Now, this version that you’ve tested isn’t intended to be used for production deployment – there’s a set of variables that need to be configured in that .env file that you copied. In the Passive Data Kit case, this service actually contains four containers within it: a standard Postgres database (for storing data), a Django web application (for functionality), a CRON container (for running background tasks), and Nginx for serving as the front-end of the system that proxies web requests to and from the Django web application from requests originating outside the Docker container.
I’ll go into more details about how we design our containers, and the lessons we learned in a future post (getting CRON to run well was surprisingly challenging, and not all container services are created equally), but I wanted to wrap up this introduction by letting readers know that this approach has worked so well – from development through deployment – that containers are now our primary mechanism for distributing our research software systems to clients. It’s reduced our deployment times as the only dependency we have to request or install ourselves is typically the Docker container engine and an Internet-facing web server to direct traffic to the appropriate containers. This has been a big productivity win for us internally, and we are looking to share this approach with other research software developers.
In addition to research software developers, containers are a win for the scientists we’re serving.
Just before writing this post, I got off a call with the IT staff at one of our biggest clients. The topic was what to do with a few legacy research systems that were no longer being used. The challenge in a research context is that we can’t just shut them down and tell future interested parties that we’re out of business. (We could, but that is terrible for scientific replicability.) We discussed the best way to back up the databases. Do we just save Postgres dumps intended for a technician to set up a new database in response to a future data request? Do we try and translate the Postgres tables into CSV files, losing the richness of relationships between objects in different tables? Or what?
Container technology provides an intriguing answer – how about we back up the container images and data volumes directly from the server to a secure location, and we can share our data and a running server with a simple “docker compose up” command?

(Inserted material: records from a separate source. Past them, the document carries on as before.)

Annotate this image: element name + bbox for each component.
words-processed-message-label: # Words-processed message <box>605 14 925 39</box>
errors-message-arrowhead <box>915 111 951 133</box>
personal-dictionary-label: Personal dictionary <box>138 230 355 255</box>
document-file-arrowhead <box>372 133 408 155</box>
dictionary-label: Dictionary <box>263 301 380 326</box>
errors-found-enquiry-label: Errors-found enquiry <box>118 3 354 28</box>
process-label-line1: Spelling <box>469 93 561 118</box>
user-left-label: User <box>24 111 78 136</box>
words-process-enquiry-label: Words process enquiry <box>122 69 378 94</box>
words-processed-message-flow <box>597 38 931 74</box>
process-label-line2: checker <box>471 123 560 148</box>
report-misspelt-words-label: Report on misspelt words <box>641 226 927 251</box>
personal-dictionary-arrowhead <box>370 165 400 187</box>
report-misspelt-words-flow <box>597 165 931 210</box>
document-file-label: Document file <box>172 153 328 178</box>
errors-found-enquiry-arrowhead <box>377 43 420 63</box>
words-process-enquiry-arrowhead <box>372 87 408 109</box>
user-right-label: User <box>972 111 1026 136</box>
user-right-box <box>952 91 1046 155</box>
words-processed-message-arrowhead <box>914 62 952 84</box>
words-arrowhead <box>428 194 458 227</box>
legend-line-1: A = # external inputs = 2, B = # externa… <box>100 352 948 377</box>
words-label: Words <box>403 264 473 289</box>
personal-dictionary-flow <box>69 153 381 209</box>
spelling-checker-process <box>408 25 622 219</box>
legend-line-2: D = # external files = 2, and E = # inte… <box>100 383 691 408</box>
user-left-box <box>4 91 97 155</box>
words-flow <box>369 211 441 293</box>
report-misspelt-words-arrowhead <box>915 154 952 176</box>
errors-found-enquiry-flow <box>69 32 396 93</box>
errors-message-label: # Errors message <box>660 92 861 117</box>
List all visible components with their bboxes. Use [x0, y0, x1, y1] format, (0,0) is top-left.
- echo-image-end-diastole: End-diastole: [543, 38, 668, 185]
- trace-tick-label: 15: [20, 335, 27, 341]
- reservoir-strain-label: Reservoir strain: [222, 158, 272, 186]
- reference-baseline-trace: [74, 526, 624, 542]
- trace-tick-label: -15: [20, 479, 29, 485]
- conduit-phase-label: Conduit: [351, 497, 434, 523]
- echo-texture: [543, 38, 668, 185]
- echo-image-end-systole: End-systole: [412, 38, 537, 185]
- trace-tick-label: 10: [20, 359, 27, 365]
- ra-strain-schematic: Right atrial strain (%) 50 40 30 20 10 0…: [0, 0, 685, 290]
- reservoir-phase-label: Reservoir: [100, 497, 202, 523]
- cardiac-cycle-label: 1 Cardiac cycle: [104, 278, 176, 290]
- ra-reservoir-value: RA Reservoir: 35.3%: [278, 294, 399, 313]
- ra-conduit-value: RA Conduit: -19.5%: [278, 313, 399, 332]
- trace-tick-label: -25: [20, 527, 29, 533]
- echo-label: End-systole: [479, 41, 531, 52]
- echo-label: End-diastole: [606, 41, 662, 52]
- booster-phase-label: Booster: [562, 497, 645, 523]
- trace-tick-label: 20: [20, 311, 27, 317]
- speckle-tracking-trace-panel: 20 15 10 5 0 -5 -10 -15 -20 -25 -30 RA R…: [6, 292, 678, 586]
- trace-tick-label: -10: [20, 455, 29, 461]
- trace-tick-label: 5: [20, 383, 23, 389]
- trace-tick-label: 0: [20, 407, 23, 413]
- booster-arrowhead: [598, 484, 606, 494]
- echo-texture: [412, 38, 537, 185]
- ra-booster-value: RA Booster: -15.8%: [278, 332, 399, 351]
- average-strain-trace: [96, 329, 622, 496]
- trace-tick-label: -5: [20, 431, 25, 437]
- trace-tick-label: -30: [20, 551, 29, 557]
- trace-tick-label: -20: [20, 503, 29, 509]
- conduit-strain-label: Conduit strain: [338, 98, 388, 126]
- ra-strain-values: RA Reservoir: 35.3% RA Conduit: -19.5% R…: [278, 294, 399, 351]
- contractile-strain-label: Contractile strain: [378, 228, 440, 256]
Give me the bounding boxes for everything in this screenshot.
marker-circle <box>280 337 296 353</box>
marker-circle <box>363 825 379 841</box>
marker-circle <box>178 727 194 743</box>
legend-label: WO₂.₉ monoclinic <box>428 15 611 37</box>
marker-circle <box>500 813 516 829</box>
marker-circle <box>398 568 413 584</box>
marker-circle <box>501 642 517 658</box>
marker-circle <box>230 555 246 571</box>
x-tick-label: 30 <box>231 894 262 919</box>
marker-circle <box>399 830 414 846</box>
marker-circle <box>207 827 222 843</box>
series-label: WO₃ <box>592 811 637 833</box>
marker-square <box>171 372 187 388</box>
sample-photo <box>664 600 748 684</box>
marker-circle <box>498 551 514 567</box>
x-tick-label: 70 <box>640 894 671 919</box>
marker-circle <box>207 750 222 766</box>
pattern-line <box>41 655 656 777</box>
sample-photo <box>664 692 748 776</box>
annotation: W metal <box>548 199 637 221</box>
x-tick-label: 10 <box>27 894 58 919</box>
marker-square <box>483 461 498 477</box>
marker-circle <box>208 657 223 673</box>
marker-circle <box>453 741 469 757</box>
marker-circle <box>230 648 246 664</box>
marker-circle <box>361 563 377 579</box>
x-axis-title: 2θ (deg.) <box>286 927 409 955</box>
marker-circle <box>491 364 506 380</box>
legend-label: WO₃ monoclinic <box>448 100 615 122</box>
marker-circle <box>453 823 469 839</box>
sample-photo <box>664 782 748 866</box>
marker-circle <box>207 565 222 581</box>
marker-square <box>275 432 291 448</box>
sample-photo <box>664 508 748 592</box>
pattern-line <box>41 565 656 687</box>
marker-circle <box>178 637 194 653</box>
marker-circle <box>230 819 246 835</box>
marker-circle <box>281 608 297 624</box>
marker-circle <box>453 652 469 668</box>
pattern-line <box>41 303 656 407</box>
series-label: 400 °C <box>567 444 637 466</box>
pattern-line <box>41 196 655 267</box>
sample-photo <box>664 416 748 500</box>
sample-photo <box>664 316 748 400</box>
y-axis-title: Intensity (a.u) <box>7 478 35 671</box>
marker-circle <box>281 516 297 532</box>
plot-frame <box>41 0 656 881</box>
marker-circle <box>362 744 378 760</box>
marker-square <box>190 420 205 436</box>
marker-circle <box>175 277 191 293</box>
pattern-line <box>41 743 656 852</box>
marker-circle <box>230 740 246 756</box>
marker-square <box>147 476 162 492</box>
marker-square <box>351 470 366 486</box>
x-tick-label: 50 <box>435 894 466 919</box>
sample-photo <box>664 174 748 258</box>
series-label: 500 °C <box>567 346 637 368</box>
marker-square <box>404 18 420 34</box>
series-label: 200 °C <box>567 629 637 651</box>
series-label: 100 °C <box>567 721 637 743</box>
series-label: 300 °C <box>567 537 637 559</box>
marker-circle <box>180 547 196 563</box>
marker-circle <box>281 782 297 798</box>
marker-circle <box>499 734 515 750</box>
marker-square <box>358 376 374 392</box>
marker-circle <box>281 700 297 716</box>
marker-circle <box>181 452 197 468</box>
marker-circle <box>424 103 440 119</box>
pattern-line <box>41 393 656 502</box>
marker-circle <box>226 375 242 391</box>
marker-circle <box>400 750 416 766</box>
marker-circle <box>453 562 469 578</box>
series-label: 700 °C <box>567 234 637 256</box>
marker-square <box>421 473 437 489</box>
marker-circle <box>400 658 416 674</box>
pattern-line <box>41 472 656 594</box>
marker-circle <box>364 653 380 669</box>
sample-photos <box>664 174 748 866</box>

That solves a lot of big problems on the replicability front, as the software’s been isolated into a form that should run in a variety of contexts, independently of the original institution’s preferences or policies. It provides interesting options explore research software systems locally without committing to the investment of a server or cloud provider just to answer “will this work for me?”
At BRIC, we’re using containers to improve our development and deployment processes, and we look forward to sharing guides to getting started and the pitfalls to avoid as soon as we find the time to write them. We’re also investigating whether we can serve the scientific community as a trusted repository for research software containers. The idea is that if you follow a set of standards that we set for your container design, we can provide the infrastructure to host “frozen” copies of images and data volumes to assist the research community in much the same way that Hugging Face is serving the artificial intelligence community by hosting models and datasets.
Imagine a world where you read the latest paper in your field and the authors have created something interesting in software. And rather than having to chase down a copy of the software, finding someone to install it locally, and then finally getting to the point where you can login and use it, instead, you could skip to that final step with two commands:
docker compose pull cool-new-research-software
docker compose up cool-new-research-software
That’s the world we’re working on building. We have all the pieces – we just need to arrange them into the right places now.